Qui non assistiamo più alla Pietà come la imaginarono altri artisti del quattrocento, con il Cristo ancora nel sepolcro pianto dalla Vergine e da san Giovanni; ma già abbiamo quella che Michelangiolo evocherà nel gruppo marmoreo di san Pietro a Roma, unendo con più umana significazione la madre al figlio, accentrando su lei tutta la drammaticità del supremo momento. E come è riuscito l’artista con pochi mezzi tecnici a ottenere questo pathos, facendo aggrottare le sopraciglia, corrugare la fronte, socchiudendo gli occhi, abbassando gli angoli della bocca. Alle carni brune, modellate con delicati passaggi di mezze tinte, dà un risalto maggiore il bianco velo che traspare sotto il nero, orlato di un ricamo, mentre la tunica fiammeggia in un bellissimo tono trasparente e luminoso di rubino. Molto meno espressiva è la santa Maria Maddalena, presso la Madonna, che l’artista ha trascurato, assorto com’era nel maggiore rilievo psicologico del suo personaggio principale. Veramente aspetto cadaverico ha il Cristo con le palpebre sigillate dalla morte e le labbra violacee. Con violenza e durezza sono segnate sul magro corpo le clavicole sporgenti, stecchito il braccio cadente e malamente disegnate le mani ; queste sono una difficoltà insormontabile per il nostro anonimo pittore, come si può giudicare anche da quelle della Vergine e di santa Maria Maddalena che sorreggono Gesù. Il san Francesco ha caratteristiche così personali da crederlo copiato da un frate francescano, che l’artista abbia preso come modello.
Un realismo rude, ma sincero si afferma su quella figura nel taglio degli occhi grifagni, nella bocca serrata dalle labbra sottili, nella forma dell’orecchio e del cranio. Probabilmente aggiunta dopo da un ritoccatore la croce dorata, che non impugnata bene sfugge dalla mano. Se lo stato di conservazione del san Francesco permette di studiarlo anche nei particolari, non possiamo dire lo stesso del secondo santo, pure inginocchiato, forse san Giovanni Evangelista, con una mano sul petto e l’altra che tiene un libro. Lo strato originale dove era la faccia essendosi staccato, essa è stata dipinta e rifatta in tempi più recenti.
A destra della roccia che fa da cupo fondo alle figure, vediamo sorgere strani monti a cono, mentre dalla parte opposta, un ridente paesaggio si contrappone all’aspra nudità alpestre con la distesa di una città chiusa da mura tra il verde dei cespugli e degli alberi, ed in cui una torre, che grossolanamente ricorda quella di Palazzo Vecchio, ed un edificio a forma di Battistero, farebbero pensare a Firenze.

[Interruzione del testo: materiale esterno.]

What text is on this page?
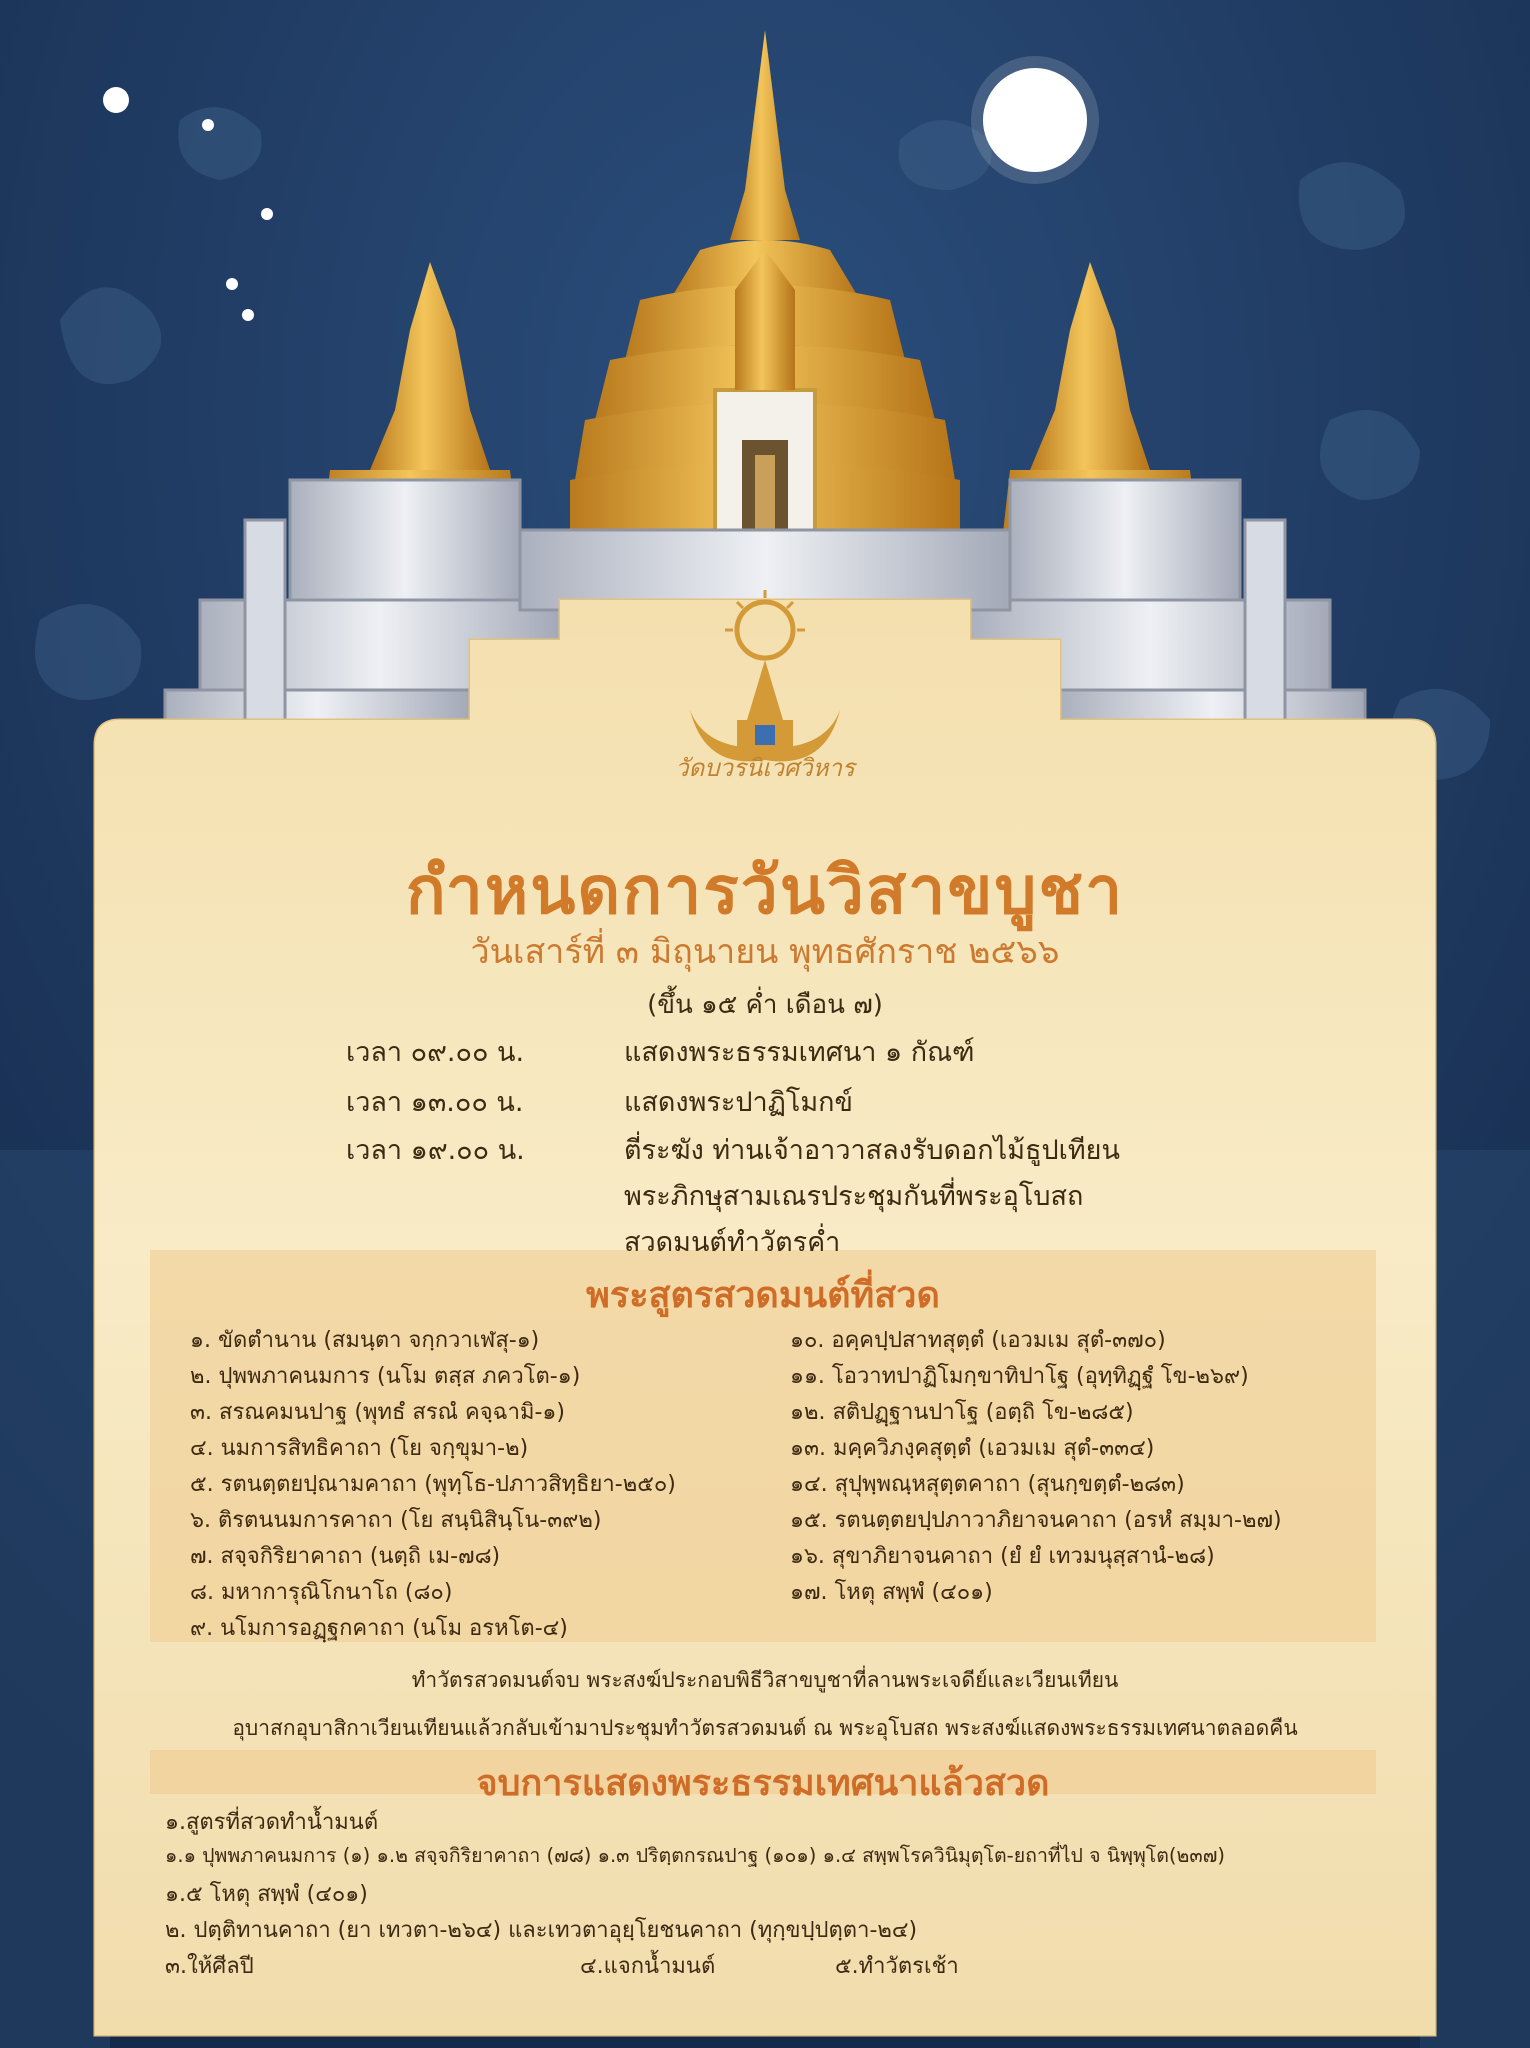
วัดบวรนิเวศวิหาร
กำหนดการวันวิสาขบูชา
วันเสาร์ที่ ๓ มิถุนายน พุทธศักราช ๒๕๖๖
(ขึ้น ๑๕ ค่ำ เดือน ๗)
เวลา ๐๙.๐๐ น.	แสดงพระธรรมเทศนา ๑ กัณฑ์
เวลา ๑๓.๐๐ น.	แสดงพระปาฏิโมกข์
เวลา ๑๙.๐๐ น.	ตี่ระฆัง ท่านเจ้าอาวาสลงรับดอกไม้ธูปเทียน
พระภิกษุสามเณรประชุมกันที่พระอุโบสถ
สวดมนต์ทำวัตรค่ำ
พระสูตรสวดมนต์ที่สวด
๑. ขัดตำนาน (สมนฺตา จกฺกวาเฬสุ-๑)
๒. ปุพพภาคนมการ (นโม ตสฺส ภควโต-๑)
๓. สรณคมนปาฐ (พุทธํ สรณํ คจฺฉามิ-๑)
๔. นมการสิทธิคาถา (โย จกฺขุมา-๒)
๕. รตนตฺตยปฺณามคาถา (พุทฺโธ-ปภาวสิทฺธิยา-๒๕๐)
๖. ติรตนนมการคาถา (โย สนฺนิสินฺโน-๓๙๒)
๗. สจฺจกิริยาคาถา (นตฺถิ เม-๗๘)
๘. มหาการุณิโกนาโถ (๘๐)
๙. นโมการอฏฺฐกคาถา (นโม อรหโต-๔)
๑๐. อคฺคปฺปสาทสุตฺตํ (เอวมเม สุตํ-๓๗๐)
๑๑. โอวาทปาฏิโมกฺขาทิปาโฐ (อุทฺทิฏฺฐํ โข-๒๖๙)
๑๒. สติปฏฺฐานปาโฐ (อตฺถิ โข-๒๘๕)
๑๓. มคฺควิภงฺคสุตฺตํ (เอวมเม สุตํ-๓๓๔)
๑๔. สุปุพฺพณฺหสุตฺตคาถา (สุนกฺขตฺตํ-๒๘๓)
๑๕. รตนตฺตยปฺปภาวาภิยาจนคาถา (อรหํ สมฺมา-๒๗)
๑๖. สุขาภิยาจนคาถา (ยํ ยํ เทวมนุสฺสานํ-๒๘)
๑๗. โหตุ สพฺพํ (๔๐๑)
ทำวัตรสวดมนต์จบ พระสงฆ์ประกอบพิธีวิสาขบูชาที่ลานพระเจดีย์และเวียนเทียน
อุบาสกอุบาสิกาเวียนเทียนแล้วกลับเข้ามาประชุมทำวัตรสวดมนต์ ณ พระอุโบสถ พระสงฆ์แสดงพระธรรมเทศนาตลอดคืน
จบการแสดงพระธรรมเทศนาแล้วสวด
๑.สูตรที่สวดทำน้ำมนต์
๑.๑ ปุพพภาคนมการ (๑) ๑.๒ สจฺจกิริยาคาถา (๗๘) ๑.๓ ปริตฺตกรณปาฐ (๑๐๑) ๑.๔ สพฺพโรควินิมุตฺโต-ยถาที่ไป จ นิพฺพุโต(๒๓๗)
๑.๕ โหตุ สพฺพํ (๔๐๑)
๒. ปตฺติทานคาถา (ยา เทวตา-๒๖๔) และเทวตาอุยฺโยชนคาถา (ทุกฺขปฺปตฺตา-๒๔)
๓.ให้ศีลปี	๔.แจกน้ำมนต์	๕.ทำวัตรเช้า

Pur troppo le pessime condizioni della tavola non lasciano speranza sulla sua stabilità, ma in ogni modo si potrebbe collocarla in chiesa in un posto più degno e luminoso di quello attuale. Sarò lieto, se la buona riproduzione che presento agli studiosi, farà loro scoprire il nome di questo modesto pittore della fine del quattrocento.
N.B. In tempi a noi vicini la tavola è stata restaurata e attualmente è attribuita a Francesco Botticini da Firenze.